La contre-attaque chinoise n'a pas tardé. Pékin menace de restreindre ses exportations de terres rares, ces métaux indispensables dans les produits de haute technologie dont elle détient le quasi-monopole mondial. Une réponse aux attaques de Washington contre le groupe Huawei.
La Chine détient le quasi-monopole de la production de ce qu'on appelle les terres rares. Une domination qui place les autres nations en position de dépendance. Il y a quelques jours, Pékin menaçait à mots couverts de couper ses approvisionnements si les États-Unis ne modèrent pas leurs accusations d'espionnage contre le groupe de télécommunications chinois Huawei.
Que sont les terres rares ?
Les terres rares sont un groupe de 17 minerais appelés par exemple néodyme, dysprosium ou lanthane. Ils sont utilisés partout : dans nos ordinateurs, nos téléphones, nos voitures, nos ampoules et sont indispensables pour la fabrication des éoliennes et de certains armements, comme les missiles longue portée.
Autant dire qu'ils sont incontournables aujourd'hui.
Les États-Unis ont récemment classé les terres rares comme hautement stratégiques pour l'économie et la défense nationale.
D'où viennent les terres rares ?
Des gisements de terres rares se répartissent un peu partout sur la planète. Ces minerais sont même présents en plus grande quantité que l'or et l'argent dans la croûte terrestre. "ll y en a en Afrique, en Asie, en Australie, en Europe et en Amérique du Nord comme du Sud, affirme Johann Tuduri, géologue au BRGM (Bureau de Recherches Géologiques et Minières) en France. On peut même trouver sur certains continents, plus de terres rares qu'en Chine, c'est le cas par exemple au Groenland."
La ressource n'est donc pas si rare contrairement à ce que ce que son nom laisse entendre. Pourtant, c'est la Chine qui produit aujourd'hui environ 80% des terres rares consommées dans le monde.
Pourquoi la Chine a-t-elle le monopole ?
Ce quasi-monopole s'est installé à la fin des années 80. A l'époque les Etats-Unis et d'autres pays occidentaux délaissent leurs mines de terres rares. Non seulement elles sont jugées très polluantes, mais surtout elles ne sont plus compétitives face aux exploitations chinoises.

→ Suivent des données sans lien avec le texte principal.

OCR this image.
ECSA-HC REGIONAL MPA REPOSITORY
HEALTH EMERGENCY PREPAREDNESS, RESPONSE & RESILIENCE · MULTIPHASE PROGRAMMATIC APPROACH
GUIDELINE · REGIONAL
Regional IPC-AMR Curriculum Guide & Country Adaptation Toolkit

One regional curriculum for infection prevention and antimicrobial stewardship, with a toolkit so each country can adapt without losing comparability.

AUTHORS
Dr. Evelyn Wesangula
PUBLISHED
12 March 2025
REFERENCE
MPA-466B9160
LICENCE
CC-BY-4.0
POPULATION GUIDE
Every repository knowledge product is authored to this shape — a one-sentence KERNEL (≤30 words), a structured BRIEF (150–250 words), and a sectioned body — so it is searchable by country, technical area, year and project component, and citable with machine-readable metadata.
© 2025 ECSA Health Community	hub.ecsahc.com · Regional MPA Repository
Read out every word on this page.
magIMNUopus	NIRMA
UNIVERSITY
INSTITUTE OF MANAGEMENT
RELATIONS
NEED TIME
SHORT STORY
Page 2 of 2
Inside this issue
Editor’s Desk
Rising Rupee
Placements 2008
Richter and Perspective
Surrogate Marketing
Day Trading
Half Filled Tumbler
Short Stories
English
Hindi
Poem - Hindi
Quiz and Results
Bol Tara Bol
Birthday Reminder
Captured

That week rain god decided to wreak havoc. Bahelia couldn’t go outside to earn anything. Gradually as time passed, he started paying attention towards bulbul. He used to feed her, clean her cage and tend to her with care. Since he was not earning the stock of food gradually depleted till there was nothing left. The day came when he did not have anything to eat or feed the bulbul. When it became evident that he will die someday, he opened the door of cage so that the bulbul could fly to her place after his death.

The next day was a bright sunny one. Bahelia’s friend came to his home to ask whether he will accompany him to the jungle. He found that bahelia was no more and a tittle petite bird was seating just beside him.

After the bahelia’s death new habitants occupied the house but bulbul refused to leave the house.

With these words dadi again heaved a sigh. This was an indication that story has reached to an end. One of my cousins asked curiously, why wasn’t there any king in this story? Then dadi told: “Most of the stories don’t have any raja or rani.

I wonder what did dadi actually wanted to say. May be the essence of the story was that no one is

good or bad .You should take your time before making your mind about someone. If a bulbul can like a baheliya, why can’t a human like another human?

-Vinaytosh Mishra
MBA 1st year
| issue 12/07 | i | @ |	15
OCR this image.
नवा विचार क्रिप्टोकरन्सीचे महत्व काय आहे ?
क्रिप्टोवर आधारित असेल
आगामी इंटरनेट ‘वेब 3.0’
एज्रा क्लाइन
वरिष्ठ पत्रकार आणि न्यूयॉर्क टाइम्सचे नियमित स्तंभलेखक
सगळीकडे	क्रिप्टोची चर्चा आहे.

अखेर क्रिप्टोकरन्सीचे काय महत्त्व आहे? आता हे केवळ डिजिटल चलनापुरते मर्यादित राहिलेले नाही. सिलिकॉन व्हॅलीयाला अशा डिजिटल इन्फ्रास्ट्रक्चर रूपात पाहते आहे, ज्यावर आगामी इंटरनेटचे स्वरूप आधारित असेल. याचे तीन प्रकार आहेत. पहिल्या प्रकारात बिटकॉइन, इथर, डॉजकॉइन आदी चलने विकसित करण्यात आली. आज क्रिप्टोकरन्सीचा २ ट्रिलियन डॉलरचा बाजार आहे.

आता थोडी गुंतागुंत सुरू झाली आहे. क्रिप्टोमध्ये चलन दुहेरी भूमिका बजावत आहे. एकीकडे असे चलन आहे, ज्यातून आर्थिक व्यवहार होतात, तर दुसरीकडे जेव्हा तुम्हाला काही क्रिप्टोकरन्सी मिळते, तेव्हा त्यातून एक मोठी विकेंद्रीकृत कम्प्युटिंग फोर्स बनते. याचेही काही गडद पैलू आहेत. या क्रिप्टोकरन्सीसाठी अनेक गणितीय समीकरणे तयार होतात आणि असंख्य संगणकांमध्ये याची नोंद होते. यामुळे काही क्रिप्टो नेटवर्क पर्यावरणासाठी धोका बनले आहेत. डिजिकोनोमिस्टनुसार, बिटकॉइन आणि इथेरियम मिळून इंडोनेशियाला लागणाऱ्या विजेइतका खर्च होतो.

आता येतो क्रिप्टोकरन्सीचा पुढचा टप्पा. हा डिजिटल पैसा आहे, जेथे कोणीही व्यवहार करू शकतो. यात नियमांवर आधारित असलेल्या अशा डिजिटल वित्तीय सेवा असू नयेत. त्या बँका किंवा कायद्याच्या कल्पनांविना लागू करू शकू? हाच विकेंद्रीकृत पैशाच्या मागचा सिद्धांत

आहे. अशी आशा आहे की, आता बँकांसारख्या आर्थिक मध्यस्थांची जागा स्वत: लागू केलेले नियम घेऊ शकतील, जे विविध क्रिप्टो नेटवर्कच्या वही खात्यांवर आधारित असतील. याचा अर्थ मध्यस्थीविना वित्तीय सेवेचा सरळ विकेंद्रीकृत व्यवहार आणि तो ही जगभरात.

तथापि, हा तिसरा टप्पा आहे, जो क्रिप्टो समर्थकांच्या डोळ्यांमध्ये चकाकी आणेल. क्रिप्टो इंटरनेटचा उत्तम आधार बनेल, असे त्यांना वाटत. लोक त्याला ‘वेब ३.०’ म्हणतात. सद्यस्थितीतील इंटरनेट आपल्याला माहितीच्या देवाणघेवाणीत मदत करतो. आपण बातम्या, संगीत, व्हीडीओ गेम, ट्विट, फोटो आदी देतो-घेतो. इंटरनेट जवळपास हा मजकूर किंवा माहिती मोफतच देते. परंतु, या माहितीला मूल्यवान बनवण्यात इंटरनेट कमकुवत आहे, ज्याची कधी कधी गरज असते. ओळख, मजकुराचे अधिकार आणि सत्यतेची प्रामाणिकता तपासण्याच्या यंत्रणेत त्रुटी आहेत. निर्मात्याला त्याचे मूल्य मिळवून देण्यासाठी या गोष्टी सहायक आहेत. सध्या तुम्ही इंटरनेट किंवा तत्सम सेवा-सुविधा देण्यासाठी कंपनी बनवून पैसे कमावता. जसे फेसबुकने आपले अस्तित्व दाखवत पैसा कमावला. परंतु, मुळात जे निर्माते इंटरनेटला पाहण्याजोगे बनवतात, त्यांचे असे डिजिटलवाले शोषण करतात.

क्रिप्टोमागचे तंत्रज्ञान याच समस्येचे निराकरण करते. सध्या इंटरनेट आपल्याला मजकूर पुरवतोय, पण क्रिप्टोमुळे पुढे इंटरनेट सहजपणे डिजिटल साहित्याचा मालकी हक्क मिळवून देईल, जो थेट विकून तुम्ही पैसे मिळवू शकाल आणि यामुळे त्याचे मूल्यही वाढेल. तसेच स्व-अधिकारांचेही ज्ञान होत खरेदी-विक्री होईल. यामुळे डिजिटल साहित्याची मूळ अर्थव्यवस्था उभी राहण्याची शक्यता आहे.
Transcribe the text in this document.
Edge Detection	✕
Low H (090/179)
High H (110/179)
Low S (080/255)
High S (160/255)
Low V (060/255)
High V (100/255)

"Nous, l'Occident, raconte Guillaume Pitron, journaliste, auteur de "La guerre des métaux rares" (éditions Les liens qui libèrent), pouvions produire ces terres rares et d'autres métaux rares nous-mêmes mais nous avons préféré fermer nos usines ou ne pas en ouvrir de nouvelles , fermer des mines ou ne pas en ouvrir d'autres, et laisser cette production partir vers la Chine, qui, selon une logique de spécialisation minière, est devenue le producteur à 80%, 85% voire 90% des terres rares aujourd'hui."
Sauf qu'à mesure que les innovations technologiques se développent, ces 17 minerais deviennent incontournables. C'est seulement récemment que les Occidentaux ont réalisé leur dépendance aux exportations de la Chine.
Les Etats-Unis peuvent-ils trouver d'autres sources ?
Si Pékin décidait de fermer complètement le robinet de terres rares du jour au lendemain, les producteurs de produits technologiques mais aussi l'armée américaine se retrouveraient le bec dans l'eau. Même si les ressources existent ailleurs qu'en Chine.
Guillaume Pitron rappelle que "le temps minier est très long. Ce n'est pas en quelques mois qu'on ouvre une mine. Tout cela prend du temps et en réalité les Américains n'ont pas vraiment les moyens de substituer 100% de leurs approvisionnements qui viennent de Chine par d'autres approvisionnements à parts égales provenants d'autres sources."
Le géologue Johann Tuduri confirme que les Américains "ne peuvent pas du jour au lendemain rouvrir une mine et produire autant qu'ils ont besoin de ces terres rares. Il va falloir qu'ils montent progressivement leurs capacités d'exploitations et de traitement. Ils ont les gisements dans le sous-sol mais ces gisements ne sont pas des mines. Tout cela peut prendre jusqu'à 5 ans."
Les États-Unis ont déjà rouvert leur exploitation de Mountain Pass en Californie depuis 2012. Et Washington vient de dévoiler, ce mardi 4 juin, une stratégie en six points pour s'assurer un approvisionnement en terres rares.